Le RBMK est connu pour être le réacteur de la catastrophe de Tchernobyl. La catastrophe nucléaire la plus importante de l’histoire a permis d’identifier des défauts majeurs inhérents à ce type de réacteurs (voir les défauts ci-dessous). Il convient toutefois de noter que les systèmes de sécurité auraient pu jouer leur rôle et réduire l’ampleur de l’incident s’ils n’avaient été volontairement désactivés pour procéder à des essais. Ils ont donc significativement empiré les défauts de conception du réacteur.

En outre, les réacteurs encore en activité ont fait l’objet d’un programme de modernisation méticuleux. Aussi le niveau de sûreté des RBMK a été significativement relevé. Leur exploitation est prévue pour durer jusqu’en 2035.

Les RBMK offrent plusieurs avantages par rapport aux modèles occidentaux de l’époque :

  • Le chargement et le déchargement du combustible se font en continu, sans qu’il soit besoin d’arrêter le réacteur ;
  • Ils offrent la possibilité de régler le débit de refroidissement canal par canal et donc de contrôler chacun d’entre eux individuellement ;
  • Ces réacteurs contiennent le double d’eau par apport à un réacteur à eau bouillante occidental classique ;
  • Les RBMK atteignent une puissance de 1 500 mégawatts, ce qui représente encore actuellement un record mondial (en attendant la mise en service des réacteurs EPR, qui devraient produire 1 600 mégawatts ou plus).
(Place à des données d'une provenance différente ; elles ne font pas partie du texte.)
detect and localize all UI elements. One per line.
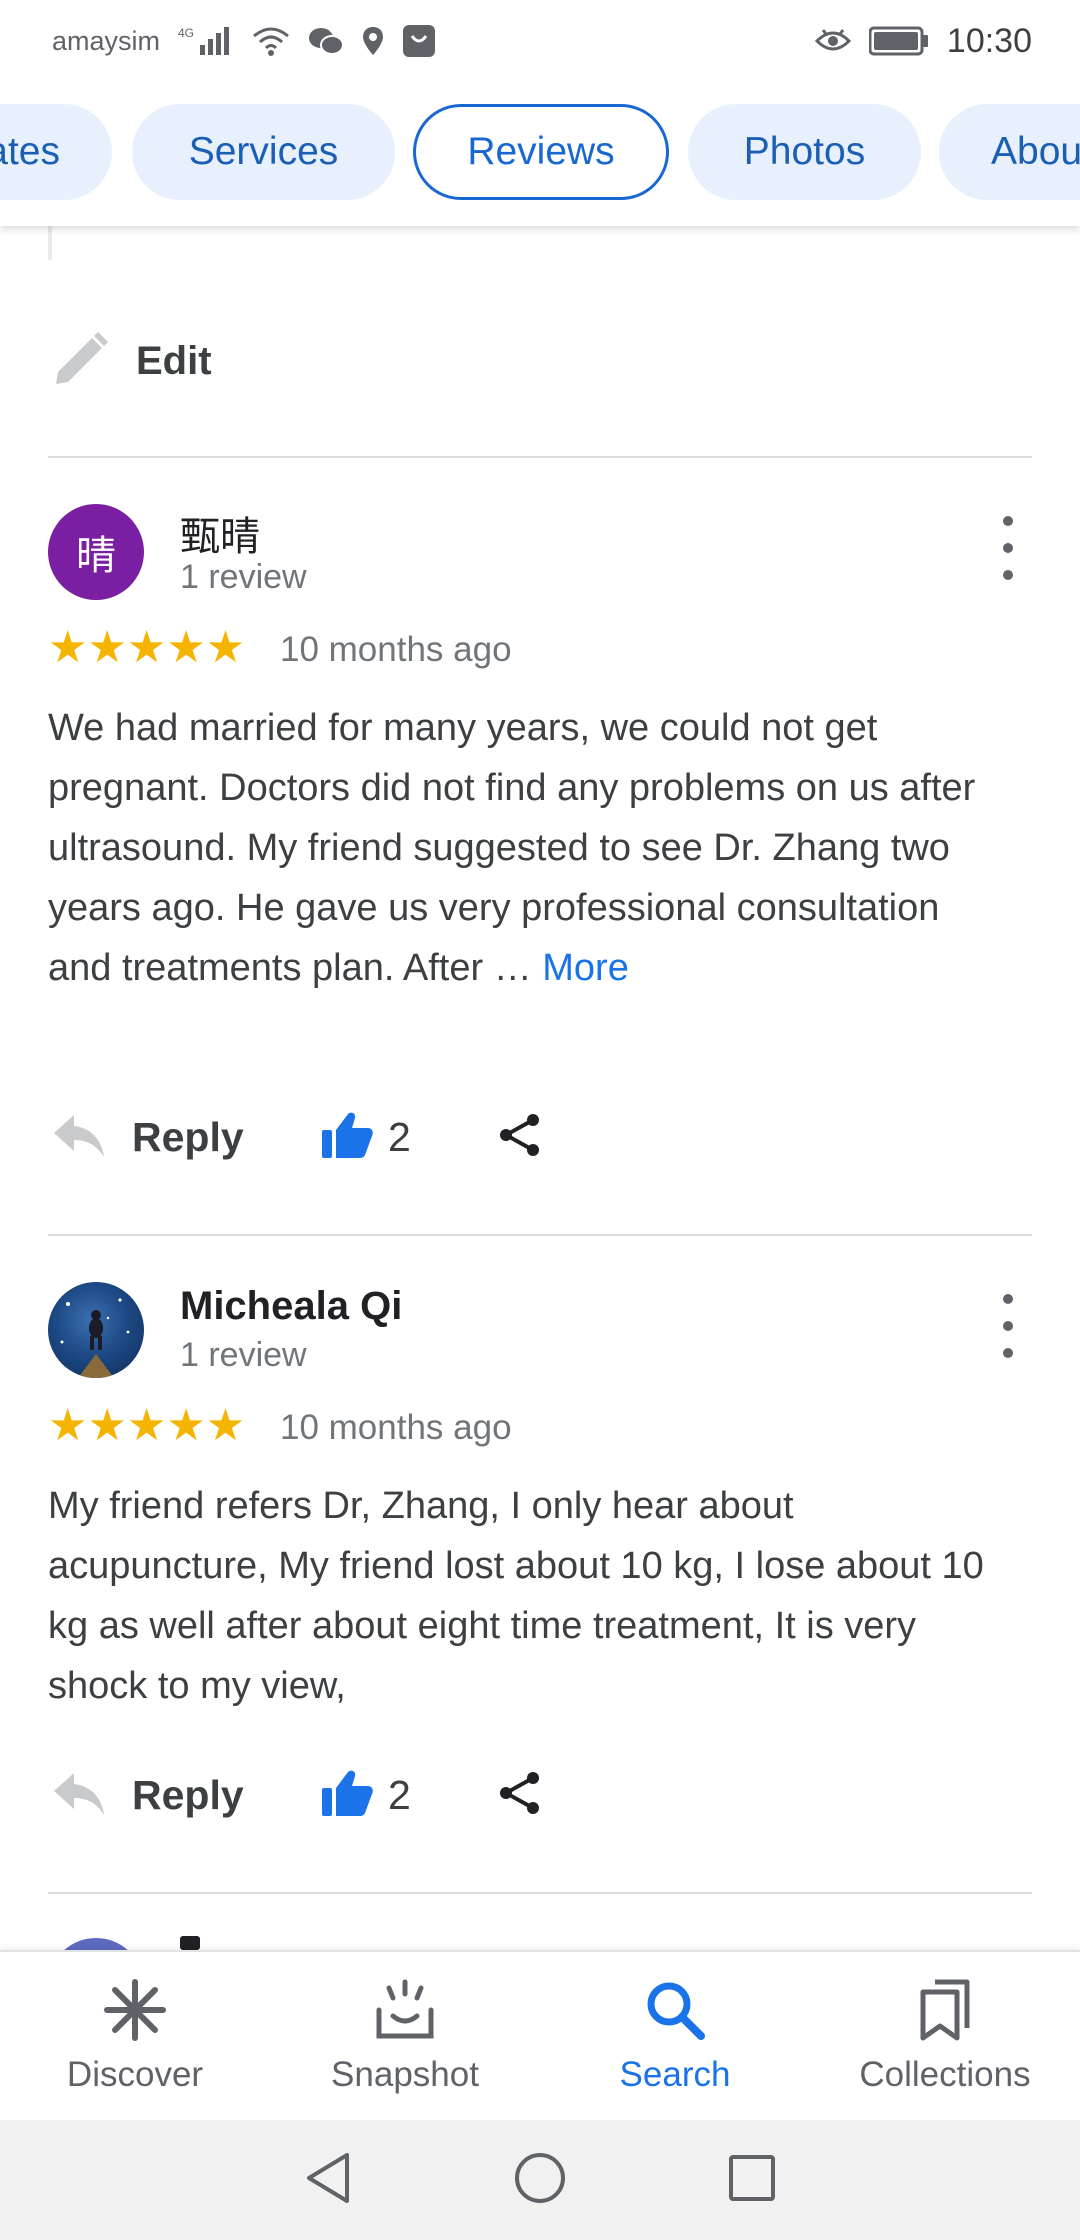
avatar-initial: 晴 [76, 534, 116, 578]
tab-photos-label: Photos [743, 130, 866, 173]
more-options-icon[interactable] [996, 1294, 1020, 1358]
collections-icon [913, 1978, 977, 2047]
nav-discover[interactable]: Discover [0, 1952, 270, 2120]
tab-services-label: Services [188, 130, 339, 173]
carrier-label: amaysim [52, 25, 161, 56]
reply-label: Reply [132, 1771, 244, 1818]
system-navigation-bar [0, 2120, 1080, 2240]
back-icon[interactable] [303, 2151, 353, 2210]
bottom-navigation: Discover Snapshot Search Collections [0, 1950, 1080, 2120]
reply-icon [52, 1769, 108, 1822]
share-button[interactable] [496, 1102, 544, 1172]
share-icon [496, 1769, 544, 1822]
divider [48, 1892, 1032, 1894]
reply-label: Reply [132, 1113, 244, 1160]
more-link[interactable]: More [542, 947, 629, 989]
review-body: My friend refers Dr, Zhang, I only hear … [48, 1485, 984, 1707]
shopping-bag-icon [402, 24, 436, 58]
reviewer-name-partial [180, 1936, 200, 1950]
review-body: We had married for many years, we could … [48, 707, 976, 989]
like-button[interactable]: 2 [320, 1102, 411, 1172]
status-left: amaysim 4G [52, 24, 436, 58]
review-age: 10 months ago [280, 1408, 512, 1447]
eye-icon [814, 27, 851, 55]
nav-collections[interactable]: Collections [810, 1952, 1080, 2120]
review-actions: Reply 2 [52, 1102, 652, 1172]
reply-button[interactable]: Reply [52, 1102, 244, 1172]
tab-about-label: Abou [991, 130, 1080, 173]
nav-search[interactable]: Search [540, 1952, 810, 2120]
search-icon [643, 1978, 707, 2047]
recents-icon[interactable] [727, 2153, 777, 2208]
review-text: My friend refers Dr, Zhang, I only hear … [48, 1476, 988, 1716]
reviewer-name[interactable]: 甄晴 [180, 504, 260, 562]
clock: 10:30 [946, 21, 1032, 60]
avatar[interactable]: 晴 [48, 504, 144, 600]
avatar-image [60, 1298, 130, 1378]
nav-collections-label: Collections [859, 2054, 1031, 2094]
home-icon[interactable] [513, 2151, 567, 2210]
like-count: 2 [388, 1771, 411, 1818]
location-icon [362, 26, 384, 56]
divider [48, 456, 1032, 458]
thumbs-up-icon [320, 1110, 374, 1165]
review-text: We had married for many years, we could … [48, 698, 988, 998]
wifi-icon [252, 26, 290, 56]
battery-icon [868, 26, 929, 56]
nav-snapshot-label: Snapshot [331, 2054, 479, 2094]
avatar[interactable] [48, 1282, 144, 1378]
like-count: 2 [388, 1113, 411, 1160]
like-button[interactable]: 2 [320, 1760, 411, 1830]
status-bar: amaysim 4G 10:30 [0, 0, 1080, 82]
snapshot-icon [373, 1978, 437, 2047]
share-button[interactable] [496, 1760, 544, 1830]
chip-tab-bar: ates Services Reviews Photos Abou [0, 82, 1080, 226]
review-actions: Reply 2 [52, 1760, 652, 1830]
star-rating: ★★★★★ [48, 623, 246, 672]
reviewer-review-count: 1 review [180, 558, 307, 596]
edit-button[interactable]: Edit [52, 330, 212, 393]
share-icon [496, 1111, 544, 1164]
signal-icon: 4G [178, 25, 234, 57]
asterisk-icon [103, 1978, 167, 2047]
thumbs-up-icon [320, 1768, 374, 1823]
quote-rule [48, 226, 52, 260]
pencil-icon [52, 330, 110, 393]
nav-search-label: Search [619, 2054, 731, 2094]
tab-photos[interactable]: Photos [688, 104, 921, 200]
tab-services[interactable]: Services [132, 104, 395, 200]
tab-reviews[interactable]: Reviews [413, 104, 669, 200]
more-options-icon[interactable] [996, 516, 1020, 580]
status-right: 10:30 [814, 21, 1032, 61]
edit-label: Edit [136, 339, 212, 383]
tab-updates[interactable]: ates [0, 104, 112, 200]
star-rating: ★★★★★ [48, 1401, 246, 1450]
reviewer-name[interactable]: Micheala Qi [180, 1284, 402, 1329]
tab-updates-label: ates [0, 130, 60, 173]
network-type-label: 4G [178, 26, 194, 40]
wechat-icon [308, 26, 345, 56]
tab-reviews-label: Reviews [467, 130, 615, 173]
reply-button[interactable]: Reply [52, 1760, 244, 1830]
nav-snapshot[interactable]: Snapshot [270, 1952, 540, 2120]
tab-about[interactable]: Abou [939, 104, 1080, 200]
nav-discover-label: Discover [66, 2054, 204, 2094]
divider [48, 1234, 1032, 1236]
reply-icon [52, 1111, 108, 1164]
review-age: 10 months ago [280, 630, 512, 669]
reviewer-review-count: 1 review [180, 1336, 307, 1374]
Ce modèle souffre toutefois d’inconvénients importants :

  • La conception des RBMK exige un cœur de réacteur très volumineux – environ 20 fois celle d’un cœur de REP ;
  • Ils souffrent de fonctionner grâce à un système de refroidissement très complexes et assez lents malgré des mises à jour importantes ;
  • L‘accumulation d’énergie thermique dans les structures métalliques et le graphite rend le contrôle du cœur du réacteur plus difficile ;
  • L’absence d’enceinte de confinement augmente les risques de fuite en cas de ruptures multiples de tubes de force ;
  • Le coefficient de température très positif dans ces réacteurs peut provoquer une réaction en chaîne où une augmentation de la température provoque une augmentation de la réactivité (et donc de la puissance). Cela augmente à nouveau la température, et ainsi de suite. C’est ce défaut qui était à l’origine de la catastrophe de Tchernobyl. Bien que largement réduit par des améliorations intervenues après 1986, ce défaut demeure [1].

La modernisation des réacteurs RBMK : « La modernisation du parc RBMK a coûté cher : environ 300 millions de dollars par tranche nucléaire, soit un total de 3 à 4 milliards de dollars. Une somme importante, mais minime si on la rapproche du coût estimé de la catastrophe de Tchernobyl qui serait de l’ordre de 175 milliards de dollars (estimation qui reste à prendre avec prudence) » [2].

Il demeure 11 réacteurs à tubes de force en activité, tous en Russie (4 à Koursk, 4 à Léningrad et 3 à Smolensk). Ils produisent 1 GWe chacun.